Nevertheless, it is different because it has an internal storage of 1GB, which can be easily expanded to 32GB by adding a microSD card. Kindle, despite its decent internal storage, it doesn’t have an expansion slot, limiting your expansion options. Kobo ereader comes with a rechargeable battery, as most eReaders do.
This cheap eBook reader is also neat and very basic to look at. To navigate across the pages, you simply have to press the directional buttons. There are only very few buttons to operate, and they are found on the side (though this may not sit well for the leftists as they are uncomfortable and sometimes awkward to press). And most definitely one of the main reasons why it’s cheap is it doesn’t offer any Internet connectivity option. There’s no Wi-Fi or 3G, which increases the cost.
However, this can also work to its advantage, as it’s going to be a bit more difficult to get the eBooks onto your device. Though you can enjoy hundreds of public domain titles, you cannot read them unless you download the app in your PC—Kobo provides the software for both Mac and Windows—save them in the microSD slot, and transfer them to your e-book reader. You can download the books from Borders, its partner bookstore, and Kobo. A lot of those who get frustrated with the procedure, though, sometimes ditch the cheap e-book reader and simply download the appropriate app and use their PCs to read eBooks. The only downside is you lose the sense of portability.
Kobo Wireless eReader
Kobo may have been affected by the negative criticisms from experts and users alike they decided to create an improved version.
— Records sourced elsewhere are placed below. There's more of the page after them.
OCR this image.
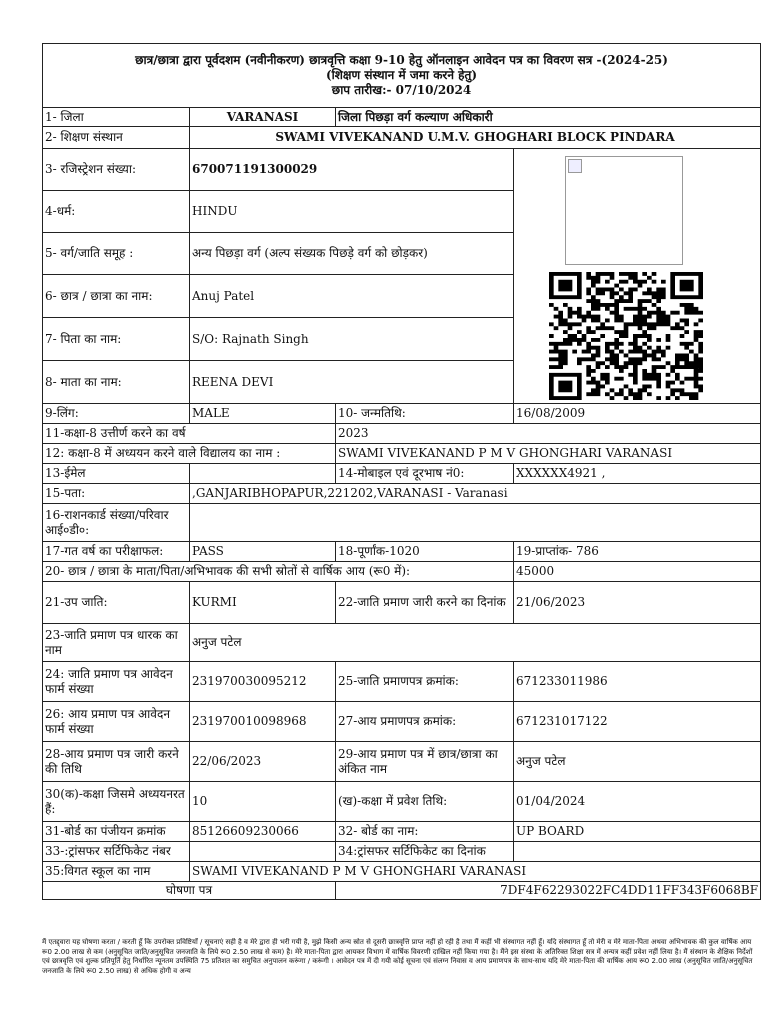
छात्र/छात्रा द्वारा पूर्वदशम (नवीनीकरण) छात्रवृत्ति कक्षा 9-10 हेतु ऑनलाइन आवेदन पत्र का विवरण सत्र -(2024-25)
(शिक्षण संस्थान में जमा करने हेतु)
छाप तारीख:- 07/10/2024			

1- जिला	VARANASI	जिला पिछड़ा वर्ग कल्याण अधिकारी	
2- शिक्षण संस्थान	SWAMI VIVEKANAND U.M.V. GHOGHARI BLOCK PINDARA		
3- रजिस्ट्रेशन संख्या:	670071191300029	

4-धर्म:	HINDU		
5- वर्ग/जाति समूह :	अन्य पिछड़ा वर्ग (अल्प संख्यक पिछड़े वर्ग को छोड़कर)		
6- छात्र / छात्रा का नाम:	Anuj Patel		
7- पिता का नाम:	S/O: Rajnath Singh		
8- माता का नाम:	REENA DEVI		
9-लिंग:	MALE	10- जन्मतिथि:	16/08/2009
11-कक्षा-8 उत्तीर्ण करने का वर्ष		2023	
12: कक्षा-8 में अध्ययन करने वाले विद्यालय का नाम :		SWAMI VIVEKANAND P M V GHONGHARI VARANASI	
13-ईमेल		14-मोबाइल एवं दूरभाष नं0:	XXXXXX4921 ,
15-पता:	,GANJARIBHOPAPUR,221202,VARANASI - Varanasi		
16-राशनकार्ड संख्या/परिवार आई०डी०:			
17-गत वर्ष का परीक्षाफल:	PASS	18-पूर्णांक-1020	19-प्राप्तांक- 786
20- छात्र / छात्रा के माता/पिता/अभिभावक की सभी स्रोतों से वार्षिक आय (रू0 में):			45000
21-उप जाति:	KURMI	22-जाति प्रमाण जारी करने का दिनांक	21/06/2023
23-जाति प्रमाण पत्र धारक का नाम	अनुज पटेल		
24: जाति प्रमाण पत्र आवेदन फार्म संख्या	231970030095212	25-जाति प्रमाणपत्र क्रमांक:	671233011986
26: आय प्रमाण पत्र आवेदन फार्म संख्या	231970010098968	27-आय प्रमाणपत्र क्रमांक:	671231017122
28-आय प्रमाण पत्र जारी करने की तिथि	22/06/2023	29-आय प्रमाण पत्र में छात्र/छात्रा का अंकित नाम	अनुज पटेल
30(क)-कक्षा जिसमे अध्ययनरत हैं:	10	(ख)-कक्षा में प्रवेश तिथि:	01/04/2024
31-बोर्ड का पंजीयन क्रमांक	85126609230066	32- बोर्ड का नाम:	UP BOARD
33-:ट्रांसफर सर्टिफिकेट नंबर		34:ट्रांसफर सर्टिफिकेट का दिनांक	
35:विगत स्कूल का नाम	SWAMI VIVEKANAND P M V GHONGHARI VARANASI		
घोषणा पत्र		7DF4F62293022FC4DD11FF343F6068BF	
मैं एतद्द्वारा यह घोषणा करता / करती हूँ कि उपरोक्त प्रविष्टियाँ / सूचनाएं सही है व मेरे द्वारा ही भरी गयी है, मुझे किसी अन्य स्रोत से दूसरी छात्रवृत्ति प्राप्त नहीं हो रही है तथा मैं कहीं भी संस्थागत नहीं हूँ। यदि संस्थागत हूँ तो मेरी व मेरे माता-पिता अथवा अभिभावक की कुल वार्षिक आय रू0 2.00 लाख से कम (अनुसूचित जाति/अनुसूचित जनजाति के लिये रू0 2.50 लाख से कम) है। मेरे माता-पिता द्वारा आयकर विभाग में वार्षिक विवरणी दाखिल नहीं किया गया है। मैंने इस संस्था के अतिरिक्त शिक्षा सत्र में अन्यत्र कहीं प्रवेश नहीं लिया है। मैं संस्थान के शैक्षिक निर्देशों एवं छात्रवृत्ति एवं शुल्क प्रतिपूर्ति हेतु निर्धारित न्यूनतम उपस्थिति 75 प्रतिशत का समुचित अनुपालन करूंगा / करूंगी । आवेदन पत्र में दी गयी कोई सूचना एवं संलग्न निवास व आय प्रमाणपत्र के साथ-साथ यदि मेरे माता-पिता की वार्षिक आय रू0 2.00 लाख (अनुसूचित जाति/अनुसूचित जनजाति के लिये रू0 2.50 लाख) से अधिक होगी व अन्य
Enter the Kobo Wireless eReader, which was introduced in October 2010. This cheap eBook reader still sports the same dimension and weight of the first one, but Wi-Fi capability was added. The processor has also been enhanced to allow faster turning of pages. The internal storage is the same at 1GB. It now also includes an app, but don’t get too excited. Kobo was still able to create a very cheap eBook reader by limiting the option to only one: a dictionary. So you don’t get to spend a lot of money and put a much higher premium for their products and services in exchange, Kobo includes 100 public domain titles in their cheap eBook reader.
Kobo eReader Touch Edition
The last instalment—and the most recent one—is the eReader Touch Edition, which, as its name suggests, possesses a touch-screen display. The technology is supposed to reduce the time spent moving from one page to another or perhaps one book to another title. Though it’s still responsive, you’ll find the other touch screen versions a lot better. This cheap eBook reader can pan PDFs smoothly, but there’s nothing much you can do but read them. The device does come with 2 font styles and 15 type sizes. The battery lasts 2 weeks again decent but not impressive. For example the Nook Simple touch lasts 2 months and the Kindle 3 can last up to a month.
The Kobo cheap eBook reader line is able to reduce its price by getting rid of the things you enjoy so much with its competitors: it lacks applications, it doesn’t have a very stellar screen display, and the contrast still leaves something to be desired. By doing so, they’re able to avoid letting you pay for their premium services such as a subscription fee to websites (unless you subscribe to newspapers if you’re using the wireless version), just like when you use a Kindle. Needless to say, unless you simply want to be limited to reading only, it’s time to think about your other choices. There are many different eBook readers available that offer much more.